Kassel Jaeger / Stephan Mathieu / Akira Rabelais: Zauberberg
Zauberberg isn't, though it's title might imply as much, an affectionate homage by a trio of contemporary sound artists to Wolfgang Voigt's 1997 Gas album and/or the Gas project in general; instead, in an admirably inspired move, Kassel Jaeger, Stephan Mathieu, and Akira Rabelais have drawn inspiration from Thomas Mann's classic 1924 novel The Magic Mountain, arguably the most seminal creation from the German author responsible for Buddenbrooks, Doctor Faustus, and, of course, the novella Death in Venice. Familiarity with the work on which the recording is based definitely enhances one's appreciation for the musical product, but for those who've yet to tackle the novel—as large in scale as its titular mountain—a brief synopsis follows.

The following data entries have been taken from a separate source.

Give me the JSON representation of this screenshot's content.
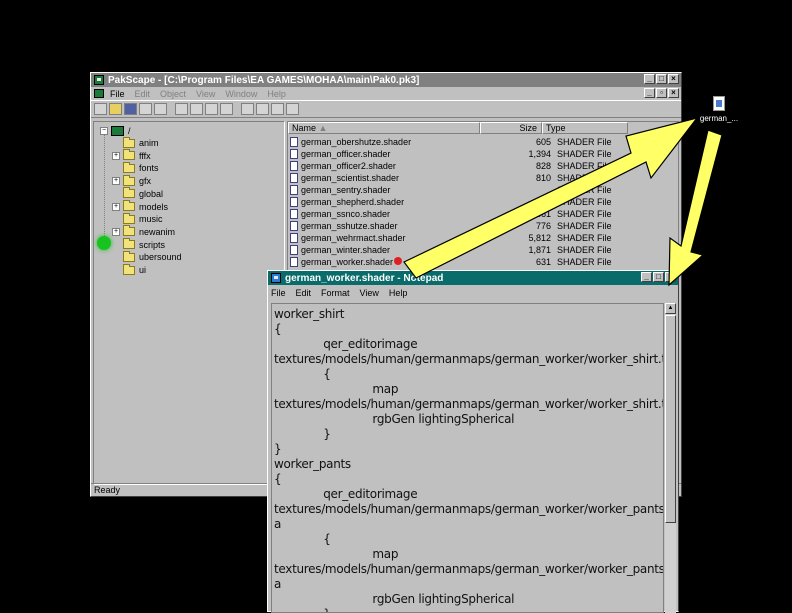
{
  "pakscape": {
    "title": "PakScape - [C:\\Program Files\\EA GAMES\\MOHAA\\main\\Pak0.pk3]",
    "menu": [
      "File",
      "Edit",
      "Object",
      "View",
      "Window",
      "Help"
    ],
    "status": "Ready",
    "tree_root": "/",
    "tree": [
      {
        "label": "anim",
        "expand": false
      },
      {
        "label": "fffx",
        "expand": true
      },
      {
        "label": "fonts",
        "expand": false
      },
      {
        "label": "gfx",
        "expand": true
      },
      {
        "label": "global",
        "expand": false
      },
      {
        "label": "models",
        "expand": true
      },
      {
        "label": "music",
        "expand": false
      },
      {
        "label": "newanim",
        "expand": true
      },
      {
        "label": "scripts",
        "expand": false
      },
      {
        "label": "ubersound",
        "expand": false
      },
      {
        "label": "ui",
        "expand": false
      }
    ],
    "columns": {
      "name": "Name",
      "size": "Size",
      "type": "Type"
    },
    "files": [
      {
        "name": "german_obershutze.shader",
        "size": "605",
        "type": "SHADER File"
      },
      {
        "name": "german_officer.shader",
        "size": "1,394",
        "type": "SHADER File"
      },
      {
        "name": "german_officer2.shader",
        "size": "828",
        "type": "SHADER File"
      },
      {
        "name": "german_scientist.shader",
        "size": "810",
        "type": "SHADER File"
      },
      {
        "name": "german_sentry.shader",
        "size": "",
        "type": "SHADER File"
      },
      {
        "name": "german_shepherd.shader",
        "size": "",
        "type": "SHADER File"
      },
      {
        "name": "german_ssnco.shader",
        "size": "861",
        "type": "SHADER File"
      },
      {
        "name": "german_sshutze.shader",
        "size": "776",
        "type": "SHADER File"
      },
      {
        "name": "german_wehrmact.shader",
        "size": "5,812",
        "type": "SHADER File"
      },
      {
        "name": "german_winter.shader",
        "size": "1,871",
        "type": "SHADER File"
      },
      {
        "name": "german_worker.shader",
        "size": "631",
        "type": "SHADER File"
      }
    ]
  },
  "notepad": {
    "title": "german_worker.shader - Notepad",
    "menu": [
      "File",
      "Edit",
      "Format",
      "View",
      "Help"
    ],
    "lines": [
      "worker_shirt",
      "{",
      "              qer_editorimage",
      "textures/models/human/germanmaps/german_worker/worker_shirt.tga",
      "              {",
      "                            map",
      "textures/models/human/germanmaps/german_worker/worker_shirt.tga",
      "                            rgbGen lightingSpherical",
      "              }",
      "}",
      "worker_pants",
      "{",
      "              qer_editorimage",
      "textures/models/human/germanmaps/german_worker/worker_pants.tg",
      "a",
      "              {",
      "                            map",
      "textures/models/human/germanmaps/german_worker/worker_pants.tg",
      "a",
      "                            rgbGen lightingSpherical",
      "              }"
    ]
  },
  "desktop_icon": {
    "label": "german_..."
  },
  "colors": {
    "arrow": "#ffff66",
    "notepad_title": "#0a6b6b",
    "marker_red": "#e02020",
    "marker_green": "#19c31f"
  }
}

Would-be engineer Hans Castorp, the novel's protagonist, visits the Berghof Sanatorium, situated at a high altitude in the Swiss mountains, for an intended three-week rest but ends up staying seven years, during which time he undergoes a marked change in sensibility that reflects the differences between the conventional way of life to which he'd become accustomed and the more reflective one associated with life in the upper realm—elevation in this case not therefore a matter of physical location only. Castorp spends hours in the company of the intellectuals Settembrini and Naphta, pedagogues who argue intensely over philosophical and political issues, and sees his understanding and experience of time evolve during his visit. In fact, time is arguably the novel's primary focal point, and many pages are spent highlighting the phenomenological difference between objective time and one's subjective experience of it. Without a doubt, the tempo of temporal experience slows dramatically for Castorp over the course of his stay.

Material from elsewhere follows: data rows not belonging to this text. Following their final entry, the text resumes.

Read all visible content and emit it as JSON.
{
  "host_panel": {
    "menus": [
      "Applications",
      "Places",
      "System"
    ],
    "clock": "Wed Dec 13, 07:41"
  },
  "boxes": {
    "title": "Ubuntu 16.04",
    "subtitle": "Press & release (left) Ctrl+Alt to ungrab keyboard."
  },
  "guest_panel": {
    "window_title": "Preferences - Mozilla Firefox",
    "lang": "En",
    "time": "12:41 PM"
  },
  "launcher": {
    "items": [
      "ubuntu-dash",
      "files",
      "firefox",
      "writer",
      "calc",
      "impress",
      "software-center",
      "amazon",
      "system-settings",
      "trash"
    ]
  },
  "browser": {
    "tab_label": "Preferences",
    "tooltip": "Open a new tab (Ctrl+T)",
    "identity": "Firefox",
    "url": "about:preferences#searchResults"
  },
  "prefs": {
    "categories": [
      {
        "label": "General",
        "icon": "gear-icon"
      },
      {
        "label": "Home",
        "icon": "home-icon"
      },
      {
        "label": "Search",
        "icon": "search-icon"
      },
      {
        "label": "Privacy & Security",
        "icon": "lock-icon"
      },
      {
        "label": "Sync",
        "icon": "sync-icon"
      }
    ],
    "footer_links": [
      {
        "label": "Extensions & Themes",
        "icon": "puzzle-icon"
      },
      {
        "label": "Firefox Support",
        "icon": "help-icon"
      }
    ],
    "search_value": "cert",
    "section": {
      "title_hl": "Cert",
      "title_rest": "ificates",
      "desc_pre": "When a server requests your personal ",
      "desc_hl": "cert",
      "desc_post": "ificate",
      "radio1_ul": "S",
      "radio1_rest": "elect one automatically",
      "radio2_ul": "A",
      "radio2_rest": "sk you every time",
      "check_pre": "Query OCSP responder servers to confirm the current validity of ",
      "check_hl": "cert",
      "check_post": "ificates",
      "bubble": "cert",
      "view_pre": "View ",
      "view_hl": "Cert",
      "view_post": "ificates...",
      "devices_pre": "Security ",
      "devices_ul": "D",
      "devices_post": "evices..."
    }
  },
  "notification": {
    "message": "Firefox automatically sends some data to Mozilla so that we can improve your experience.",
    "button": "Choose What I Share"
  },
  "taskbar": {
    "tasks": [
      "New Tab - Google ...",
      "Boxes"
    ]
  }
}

As part of the production process, Jaeger, Mathieu, and Rabelais traveled to the Schatzalp, Davos location where the story is set to gather field recordings and capture sounds that might have been heard during the time of the novel's story. In addition, excerpts of opera and classical recordings that Castorp and his fellow residents might have listened to in the sanatorium's lounge have been woven into the recording's fifty-minute presentation, the surface noise of the aged vinyl helping to conjure the image of the dusty room within which the gramophone played. It's easy to visualize Castorp and company immersing themselves in arias by Verdi, Bizet, and Gounod and drifting into time-suspending reveries during Debussy's symphonic tone-poem Prélude à l'après-midi d'un faune. Not only is an excerpt of the latter featured in the recording's second part, it's heard twice, the first time at normal speed and the second slowed down as if to parallel the change in Castorp's inner experience (incidentally, a detailed portrait of Castorp's musical selections at the sanatorium emerges within the "Fullness of Harmony" section in the novel's closing chapter).

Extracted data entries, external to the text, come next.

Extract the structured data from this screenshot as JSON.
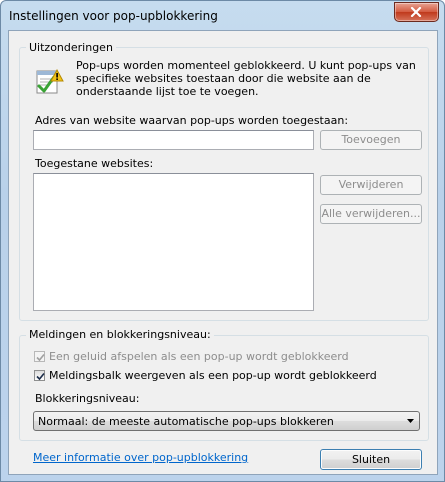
{
  "window": {
    "title": "Instellingen voor pop-upblokkering"
  },
  "exceptions": {
    "group_label": "Uitzonderingen",
    "description": "Pop-ups worden momenteel geblokkeerd. U kunt pop-ups van specifieke websites toestaan door die website aan de onderstaande lijst toe te voegen.",
    "address_label": "Adres van website waarvan pop-ups worden toegestaan:",
    "address_value": "",
    "add_button": "Toevoegen",
    "allowed_label": "Toegestane websites:",
    "allowed_sites": [],
    "remove_button": "Verwijderen",
    "remove_all_button": "Alle verwijderen..."
  },
  "notifications": {
    "group_label": "Meldingen en blokkeringsniveau:",
    "sound_checkbox": {
      "label": "Een geluid afspelen als een pop-up wordt geblokkeerd",
      "checked": true,
      "enabled": false
    },
    "infobar_checkbox": {
      "label": "Meldingsbalk weergeven als een pop-up wordt geblokkeerd",
      "checked": true,
      "enabled": true
    },
    "level_label": "Blokkeringsniveau:",
    "level_value": "Normaal: de meeste automatische pop-ups blokkeren"
  },
  "footer": {
    "more_info_link": "Meer informatie over pop-upblokkering",
    "close_button": "Sluiten"
  }
}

Zauberberg doesn't mirror the novel's narrative and nor was it meant to; it's more a memory work that evokes the book in allusive form. The three electro-acousticians wisely attempted to capture the spirit of the book in their creation, specifically the sense of meditative drift that permeates every pore of its story. The material flows languorously, with gradual shifts regularly occurring between classical musical samples, field recordings, and instrument sounds; it's not unusual for romantic strings to be followed by outdoor sounds of chirping birds and rushing water, and for the tinkle of a lounge piano and the rumble of fireworks to occur in sequence. For the most part, the material exudes a ghostly quality, similar to how the residents of the sanatorium likewise might be regarded as phantoms destined to haunt its hallways by endlessly postponing their departure.